First, the Court noted the Insured violated the conditions precedent for suing the Insurer. The Insured had not paid money of his pocket to his medical providers before suit, and the Insured’s medical providers had initiated no collection activity against the Insured.
Second, the Court noted the Arizona District Court had previously “noted the unique payment practices of the health care industry, wherein health care providers routinely accept an amount less than the amount billed as payment in full.” But, it and the Arizona Supreme Court had “considered simply what charges were ‘incurred’” rather than “addressed the proper interpretation of the word ‘reasonable’ when applied to such charges.” Indeed, the Arizona District Court limited its analysis to the phrase “actual charges” in Pierce v. Cent. United Life Ins. Co., 2009 WL 2132690 *5 (D. Ariz. July 15, 2009), and the Arizona Supreme Court limited its analysis to the phrase “actually incurred by the insured” in Samsel v. Allstate Ins. Co., 59 P.3d 281, 286, 291 (Ariz. 2002).
Third, the Court noted a “few courts have addressed the question of whether, in the medical expenses context, ‘reasonable’ expenses are those billed or those accepted as payment in full,” “the Court finds persuasive those that have interpreted reasonable expenses as those expenses accepted as payment in full,” and cited these cases:
- West v. Shelby Cty. Healthcare Corp., 459 S.W.3d 33, 44-46 (Tenn. 2014) (In Tennessee, “with regard to an insurance company’s customers, ‘reasonable charges’ are the charges agreed to by the insurance company and the hospital”—in other words, the amount accepted as payment in full. Using the amount billed is unreasonable because “virtually no public or private insurer actually pays full charges,” and a “more realistic standard,” which “reflect[s] what is [actually] being paid in the market place,” is “what insurers actually pay and what the hospitals [are] willing to accept”—i.e. the amount accepted as payment in full.)
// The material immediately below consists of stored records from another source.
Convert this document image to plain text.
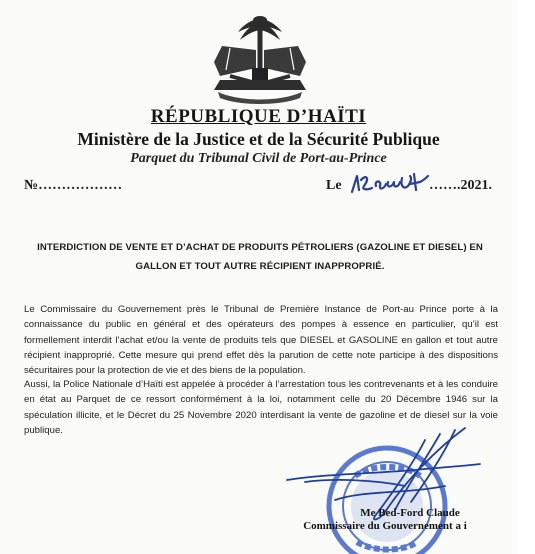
RÉPUBLIQUE D’HAÏTI
Ministère de la Justice et de la Sécurité Publique
Parquet du Tribunal Civil de Port-au-Prince
№………………	Le	…….2021.
INTERDICTION DE VENTE ET D’ACHAT DE PRODUITS PÉTROLIERS (GAZOLINE ET DIESEL) EN GALLON ET TOUT AUTRE RÉCIPIENT INAPPROPRIÉ.
Le Commissaire du Gouvernement près le Tribunal de Première Instance de Port-au Prince porte à la connaissance du public en général et des opérateurs des pompes à essence en particulier, qu’il est formellement interdit l’achat et/ou la vente de produits tels que DIESEL et GASOLINE en gallon et tout autre récipient inapproprié. Cette mesure qui prend effet dès la parution de cette note participe à des dispositions sécuritaires pour la protection de vie et des biens de la population.
Aussi, la Police Nationale d’Haïti est appelée à procéder à l’arrestation tous les contrevenants et à les conduire en état au Parquet de ce ressort conformément à la loi, notamment celle du 20 Décembre 1946 sur la spéculation illicite, et le Décret du 25 Novembre 2020 interdisant la vente de gazoline et de diesel sur la voie publique.
Me Bed-Ford Claude
Commissaire du Gouvernement a i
- Allstate Ins. Co. v. Holy Cross Hosp., Inc., 961 So. 2d 328, 335 (Fla. 2007) (If a healthcare provider “has agreed in a valid and enforceable contract to accept payment for services at a particular rate, that rate would necessarily be a ‘reasonable amount for the services ... rendered.’”) (quoting Nationwide Mut. Ins. Co. v. Jewell, 862 So. 2d 79, 86 (Fla. Dist. Ct. App. 2003)).
- Howell v. Hamilton Meats & Provisions, Inc., 257 P.3d 1130, 1142 (Cal. 2011) (“We do not suggest hospital bills always exceed the reasonable value of the services provided ... If we seek ... the exchange value of medical services the injured plaintiff has been required to obtain, looking to the negotiated prices providers accept from insurers makes at least as much sense, and arguably more, than relying on [the amount billed].... For this reason as well, it is not possible to say generally that providers’ full bills represent the real value of their services ...”).
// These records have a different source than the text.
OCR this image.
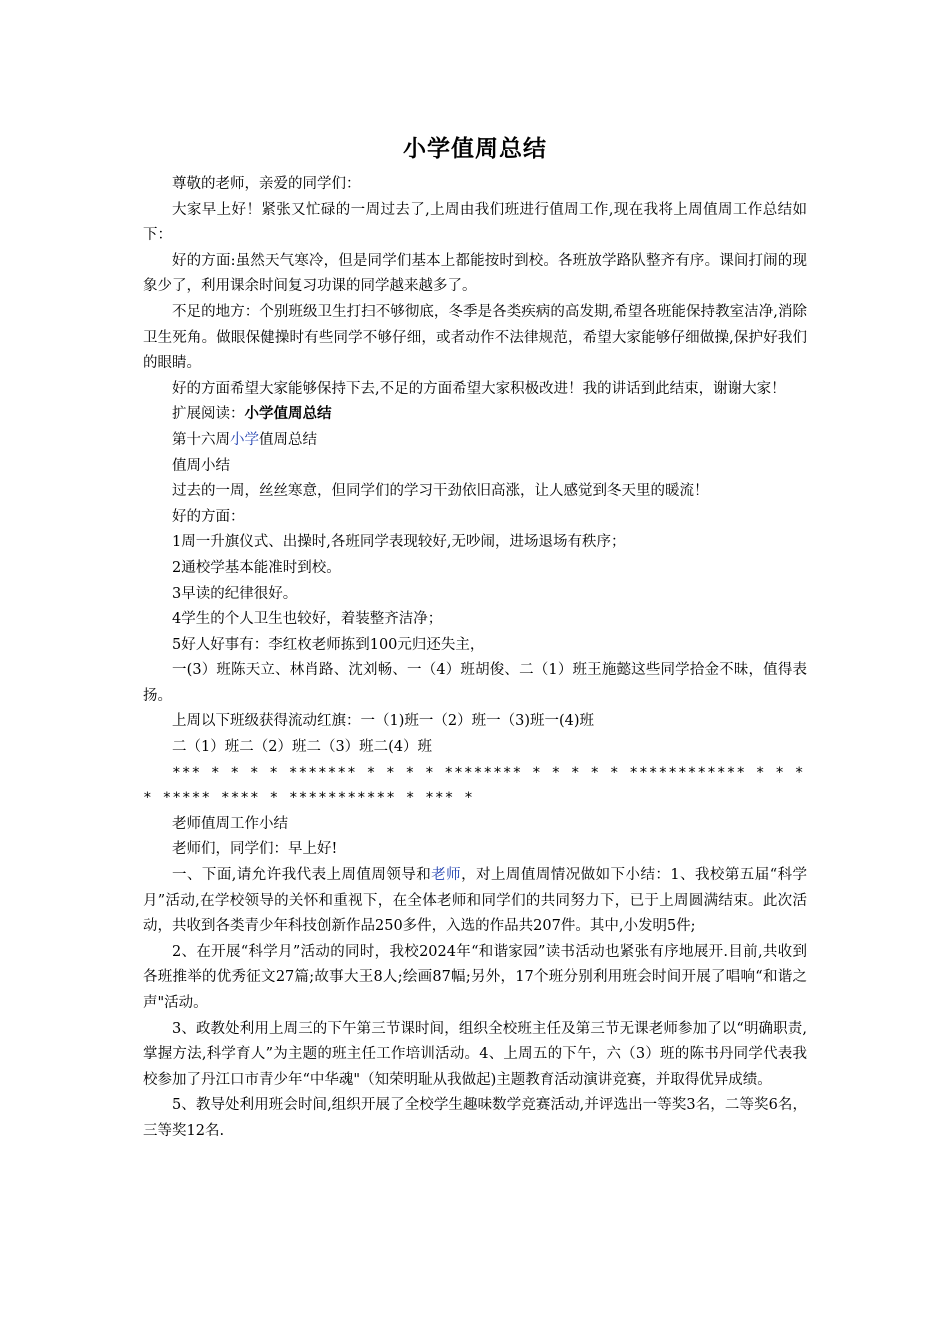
小学值周总结

尊敬的老师，亲爱的同学们：

大家早上好！紧张又忙碌的一周过去了,上周由我们班进行值周工作,现在我将上周值周工作总结如下：

好的方面:虽然天气寒冷，但是同学们基本上都能按时到校。各班放学路队整齐有序。课间打闹的现象少了，利用课余时间复习功课的同学越来越多了。

不足的地方：个别班级卫生打扫不够彻底，冬季是各类疾病的高发期,希望各班能保持教室洁净,消除卫生死角。做眼保健操时有些同学不够仔细，或者动作不法律规范，希望大家能够仔细做操,保护好我们的眼睛。

好的方面希望大家能够保持下去,不足的方面希望大家积极改进！我的讲话到此结束，谢谢大家！

扩展阅读：小学值周总结

第十六周小学值周总结

值周小结

过去的一周，丝丝寒意，但同学们的学习干劲依旧高涨，让人感觉到冬天里的暖流！

好的方面：

1周一升旗仪式、出操时,各班同学表现较好,无吵闹，进场退场有秩序；

2通校学基本能准时到校。

3早读的纪律很好。

4学生的个人卫生也较好，着装整齐洁净；

5好人好事有：李红枚老师拣到100元归还失主，

一(3）班陈天立、林肖路、沈刘畅、一（4）班胡俊、二（1）班王施懿这些同学拾金不昧，值得表扬。

上周以下班级获得流动红旗：一（1)班一（2）班一（3)班一(4)班

二（1）班二（2）班二（3）班二(4）班

*** * * * * ******* * * * * ******** * * * * * ************ * * * * ***** **** * *********** * *** *

老师值周工作小结

老师们，同学们：早上好!

一、下面,请允许我代表上周值周领导和老师，对上周值周情况做如下小结：1、我校第五届“科学月”活动,在学校领导的关怀和重视下，在全体老师和同学们的共同努力下，已于上周圆满结束。此次活动，共收到各类青少年科技创新作品250多件，入选的作品共207件。其中,小发明5件;

2、在开展“科学月”活动的同时，我校2024年“和谐家园”读书活动也紧张有序地展开.目前,共收到各班推举的优秀征文27篇;故事大王8人;绘画87幅;另外，17个班分别利用班会时间开展了唱响“和谐之声"活动。

3、政教处利用上周三的下午第三节课时间，组织全校班主任及第三节无课老师参加了以“明确职责,掌握方法,科学育人”为主题的班主任工作培训活动。4、上周五的下午，六（3）班的陈书丹同学代表我校参加了丹江口市青少年“中华魂"（知荣明耻从我做起)主题教育活动演讲竞赛，并取得优异成绩。

5、教导处利用班会时间,组织开展了全校学生趣味数学竞赛活动,并评选出一等奖3名，二等奖6名，三等奖12名.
- Kenney v. Liston, 760 S.E.2d 434, 451 (W. Va. 2014) (Loughry, J., dissenting) (“Given the current complexities of health care pricing structures, it is simply absurd to conclude that the amount billed for a certain procedure reflects the ‘reasonable value’ of that medical service.... ‘[b]ecause so many patients, insured, uninsured, and recipients under government health care programs, pay discounted rates, hospital bills have been called ‘insincere,’ in the sense that they would yield truly enormous profits if those prices were actually paid.”) (quoting Howell, 257 P.3d at 1142).
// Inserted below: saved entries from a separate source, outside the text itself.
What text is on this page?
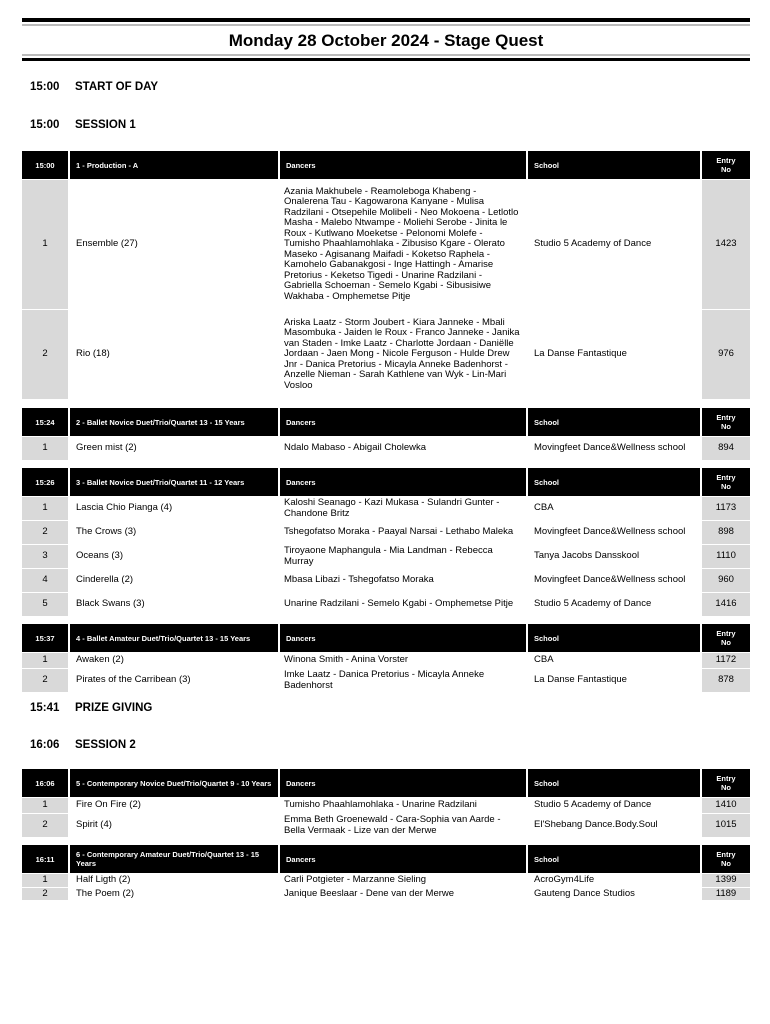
Monday 28 October 2024 - Stage Quest
15:00 START OF DAY
15:00 SESSION 1
15:00	1 - Production - A	Dancers	School	Entry
No

1	Ensemble (27)	Azania Makhubele - Reamoleboga Khabeng - Onalerena Tau - Kagowarona Kanyane - Mulisa Radzilani - Otsepehile Molibeli - Neo Mokoena - Letlotlo Masha - Malebo Ntwampe - Moliehi Serobe - Jinita le Roux - Kutlwano Moeketse - Pelonomi Molefe - Tumisho Phaahlamohlaka - Zibusiso Kgare - Olerato Maseko - Agisanang Maifadi - Koketso Raphela - Kamohelo Gabanakgosi - Inge Hattingh - Amarise Pretorius - Keketso Tigedi - Unarine Radzilani - Gabriella Schoeman - Semelo Kgabi - Sibusisiwe Wakhaba - Omphemetse Pitje	Studio 5 Academy of Dance	1423
2	Rio (18)	Ariska Laatz - Storm Joubert - Kiara Janneke - Mbali Masombuka - Jaiden le Roux - Franco Janneke - Janika van Staden - Imke Laatz - Charlotte Jordaan - Daniëlle Jordaan - Jaen Mong - Nicole Ferguson - Hulde Drew Jnr - Danica Pretorius - Micayla Anneke Badenhorst - Anzelle Nieman - Sarah Kathlene van Wyk - Lin-Mari Vosloo	La Danse Fantastique	976
15:24	2 - Ballet Novice Duet/Trio/Quartet 13 - 15 Years	Dancers	School	Entry
No

1	Green mist (2)	Ndalo Mabaso - Abigail Cholewka	Movingfeet Dance&Wellness school	894
15:26	3 - Ballet Novice Duet/Trio/Quartet 11 - 12 Years	Dancers	School	Entry
No

1	Lascia Chio Pianga (4)	Kaloshi Seanago - Kazi Mukasa - Sulandri Gunter - Chandone Britz	CBA	1173
2	The Crows (3)	Tshegofatso Moraka - Paayal Narsai - Lethabo Maleka	Movingfeet Dance&Wellness school	898
3	Oceans (3)	Tiroyaone Maphangula - Mia Landman - Rebecca Murray	Tanya Jacobs Dansskool	1110
4	Cinderella (2)	Mbasa Libazi - Tshegofatso Moraka	Movingfeet Dance&Wellness school	960
5	Black Swans (3)	Unarine Radzilani - Semelo Kgabi - Omphemetse Pitje	Studio 5 Academy of Dance	1416
15:37	4 - Ballet Amateur Duet/Trio/Quartet 13 - 15 Years	Dancers	School	Entry
No

1	Awaken (2)	Winona Smith - Anina Vorster	CBA	1172
2	Pirates of the Carribean (3)	Imke Laatz - Danica Pretorius - Micayla Anneke Badenhorst	La Danse Fantastique	878
15:41 PRIZE GIVING
16:06 SESSION 2
16:06	5 - Contemporary Novice Duet/Trio/Quartet 9 - 10 Years	Dancers	School	Entry
No

1	Fire On Fire (2)	Tumisho Phaahlamohlaka - Unarine Radzilani	Studio 5 Academy of Dance	1410
2	Spirit (4)	Emma Beth Groenewald - Cara-Sophia van Aarde - Bella Vermaak - Lize van der Merwe	El'Shebang Dance.Body.Soul	1015
16:11	6 - Contemporary Amateur Duet/Trio/Quartet 13 - 15 Years	Dancers	School	Entry
No

1	Half Ligth (2)	Carli Potgieter - Marzanne Sieling	AcroGym4Life	1399
2	The Poem (2)	Janique Beeslaar - Dene van der Merwe	Gauteng Dance Studios	1189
Accordingly, the Court held:
- “the ‘reasonable expenses incurred for necessary medical services’ are those expenses which the healthcare provider accepts as payment in full”;
- the Insurer “did not breach the [Policy] by paying the amount the healthcare providers agreed to accept as payment in full”; and
- the Insurer did not act in bad faith because “it was reasonable for [the Insurer] to promptly send full payments of the amount the healthcare providers were contractually obligated to accept.”